The Tierion team asked us to review and audit their Tierion Presale code. We looked at the contract and now publish our results.
The audited contract is in the file TierionPresale.sol with SHA-1 hash e9462ae354e2b4acbd75ff46c7dc1c476a1d1925
. The version of OpenZeppelin used is 1.1.0.
The code is very lean and well commented. Good work reusing code!
Here’s our assessment and recommendations, in order of importance.
UPDATE: Tierion has implemented all of our suggestions and fixed all issues. We have found no problems in the updated code. The new TierionPresale.sol file has SHA-1 hash c7cb106b0627bfb3f1f35b019968451947fa0081
. We have added a notice to each entry accordingly.
Severe
Unsafe use of Destructible
As seen in line 7, the contract is Destructible
: the owner can destroy it at any moment, forwarding the funds to an address. It should be first noted that similar functionality is provided by the contract’s own withdraw
function, insofar as all of the contract’s funds can be forwarded to the owner. There are two problems with this.
Unlike withdraw
, Destructible
’s destroy
can be called at any moment, including when the contract is paused. It seems wrong that there is a deliberate restriction on when withdraw
can be called, while the same purpose can be achieved via destroy
at any time.
Withdrawing a contract’s balance, however, is not destroy
’s raison d’être. It is removing the smart contract’s code from its address. A huge implication of this is that after a contract is destroyed, transactions sent to the address will no longer be interpreted as function calls, but as simple ETH transfers. Ether sent to a destroyed contract is effectively lost forever. We strongly recommend against making any contract whose purpose is to receive payments an instance ofDestructible
. Someone could send a payment after destruction without knowing their payment won’t be received and their money would be lost.
Consider not inheriting from Destructible
, and using the contract’s withdraw
function for withdrawal.
UPDATE: Our recommendation was followed and the contract is no longer Destructible
. In this way the contract is no longer vulnerable to the potential loss of Ether described above.
Potential Problems
Receipt event has confusing semantics
The Receipt
event is emitted, in line 29, for each payment processed. It logs the investor address, payment hash, and amount of ether received. The same event is emitted, with an empty hash, when the owner withdraws the collected ether in line 37. This overloading of the event’s semantics seems confusing. Consider emitting instead a separate Withdrawal
event in withdraw
.
UPDATE: The event has been removed from the withdraw
function. It is now only emitted for payments, which are clearer semantics.
Warnings
Avoid using var to define variables
There are uses of var
in the code, where the type of the variable is inferred from the expression on the right hand of the definition. We recommend avoiding this feature because in some cases it might infer a smaller integer type than the developer might think. It is best to be explicit regarding types.
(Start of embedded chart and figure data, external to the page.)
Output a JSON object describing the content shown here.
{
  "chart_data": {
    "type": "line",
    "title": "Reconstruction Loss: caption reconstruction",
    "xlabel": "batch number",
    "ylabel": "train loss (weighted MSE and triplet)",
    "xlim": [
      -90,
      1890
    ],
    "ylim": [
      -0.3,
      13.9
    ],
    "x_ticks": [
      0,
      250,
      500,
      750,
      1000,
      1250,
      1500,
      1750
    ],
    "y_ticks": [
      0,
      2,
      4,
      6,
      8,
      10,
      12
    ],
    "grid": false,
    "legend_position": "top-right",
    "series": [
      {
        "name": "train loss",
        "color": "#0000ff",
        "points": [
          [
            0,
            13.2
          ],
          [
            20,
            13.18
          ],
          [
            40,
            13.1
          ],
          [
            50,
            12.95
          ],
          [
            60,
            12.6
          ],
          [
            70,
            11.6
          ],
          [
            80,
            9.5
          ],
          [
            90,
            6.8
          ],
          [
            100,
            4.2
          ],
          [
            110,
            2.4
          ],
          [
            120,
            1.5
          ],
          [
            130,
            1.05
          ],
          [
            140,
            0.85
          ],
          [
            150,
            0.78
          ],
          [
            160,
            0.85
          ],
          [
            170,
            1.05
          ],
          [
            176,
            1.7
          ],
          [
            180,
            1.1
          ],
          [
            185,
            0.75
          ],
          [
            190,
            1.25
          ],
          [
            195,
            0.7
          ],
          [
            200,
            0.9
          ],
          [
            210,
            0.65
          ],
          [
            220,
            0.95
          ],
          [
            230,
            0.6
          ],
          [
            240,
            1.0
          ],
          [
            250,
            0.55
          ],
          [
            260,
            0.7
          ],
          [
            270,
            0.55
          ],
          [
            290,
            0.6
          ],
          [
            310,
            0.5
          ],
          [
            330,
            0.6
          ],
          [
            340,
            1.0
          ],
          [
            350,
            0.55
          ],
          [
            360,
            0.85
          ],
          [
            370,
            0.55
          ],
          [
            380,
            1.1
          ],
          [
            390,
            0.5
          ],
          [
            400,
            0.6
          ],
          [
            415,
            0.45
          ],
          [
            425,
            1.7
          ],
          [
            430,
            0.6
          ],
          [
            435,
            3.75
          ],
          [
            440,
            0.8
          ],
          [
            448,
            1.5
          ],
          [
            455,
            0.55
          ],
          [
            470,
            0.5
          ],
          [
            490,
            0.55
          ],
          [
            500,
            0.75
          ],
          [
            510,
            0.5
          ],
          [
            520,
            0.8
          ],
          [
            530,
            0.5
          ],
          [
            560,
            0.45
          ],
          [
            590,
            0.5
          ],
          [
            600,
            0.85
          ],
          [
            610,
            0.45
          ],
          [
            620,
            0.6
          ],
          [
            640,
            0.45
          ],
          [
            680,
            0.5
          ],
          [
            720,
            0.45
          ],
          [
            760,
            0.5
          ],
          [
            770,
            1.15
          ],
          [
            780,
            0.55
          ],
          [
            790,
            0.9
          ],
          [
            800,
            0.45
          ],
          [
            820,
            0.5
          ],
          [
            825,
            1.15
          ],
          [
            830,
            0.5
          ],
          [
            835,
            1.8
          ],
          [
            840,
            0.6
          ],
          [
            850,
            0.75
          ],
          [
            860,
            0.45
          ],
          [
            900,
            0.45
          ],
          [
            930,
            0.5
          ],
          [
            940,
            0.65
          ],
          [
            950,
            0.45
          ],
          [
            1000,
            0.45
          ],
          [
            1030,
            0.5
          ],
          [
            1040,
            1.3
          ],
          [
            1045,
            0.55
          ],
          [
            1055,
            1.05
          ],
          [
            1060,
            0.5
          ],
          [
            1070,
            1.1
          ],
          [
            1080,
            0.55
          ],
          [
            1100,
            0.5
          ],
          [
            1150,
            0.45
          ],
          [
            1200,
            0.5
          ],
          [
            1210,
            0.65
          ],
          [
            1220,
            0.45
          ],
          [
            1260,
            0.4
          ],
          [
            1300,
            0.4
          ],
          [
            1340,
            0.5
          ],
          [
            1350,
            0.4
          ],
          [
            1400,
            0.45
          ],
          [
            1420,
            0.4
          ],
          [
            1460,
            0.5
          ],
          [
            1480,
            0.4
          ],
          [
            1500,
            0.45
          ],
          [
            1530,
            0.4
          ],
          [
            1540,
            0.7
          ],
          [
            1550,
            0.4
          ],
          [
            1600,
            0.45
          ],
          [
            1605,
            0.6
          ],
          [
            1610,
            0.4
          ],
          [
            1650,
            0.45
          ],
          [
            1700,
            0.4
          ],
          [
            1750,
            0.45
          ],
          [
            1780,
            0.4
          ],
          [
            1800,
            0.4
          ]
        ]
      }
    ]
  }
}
UPDATE: Following our recommendation, the only use of var
has been removed.
State variable “hash” could have a better name
It is customary for a mapping’s name to describe the value_s associated to its keys. In the case of the hash
state variable defined in line 15, the name describes the mapping’s _keys instead. Since the purpose is to map hashes to the amount of ether received associated to each hash, consider renaming the state variable to weiReceived
, for example.
UPDATE: Following our recommendation, the variable has been renamed weiReceived
.
Use safe math
There is only one math operation in the contract, in line 28. It’s always better to be safe and perform checks for overflow. Consider using OpenZeppelin’s safe math library.
UPDATE: Following our recommendation, the math operation mentioned above has been secured with an overflow check.
Solidity version
The contract requires version 0.4.11 of Solidity. It should be noted that 0.4.13 was released a few days ago. Consider changing the solidity version pragma to the latest version (pragma solidity ^0.4.13;
) to enforce latest compiler version to be used.
UPDATE: For external reasons concerning the tooling used, the Solidity version was kept at 0.4.11. Despite not following the recommendation there is no security risk incurred.
OpenZeppelin version
The project uses version 1.1.0 of OpenZeppelin. It should be noted that 1.2.0 was released a few days ago. Consider changing the OpenZeppelin version to the latest in the project’s package.json.
UPDATE: Following our recommendation, OpenZeppelin was updated to version 1.2.0.
Notes and Additional Information
- Good job using OpenZeppelin!
Conclusions
One severe security issue was found. Some small changes were proposed to follow best practices and reduce potential attack surface. Tierion implemented all our suggestions and we found no problems in the updated code.
Note that as of the date of publishing, the above review reflects the current understanding of known security patterns as they relate to the Tierion Presale contract. We have not reviewed the related Tierion project. The above should not be construed as investment advice or an offering of tokens. For general information about smart contract security, check out our thoughts here.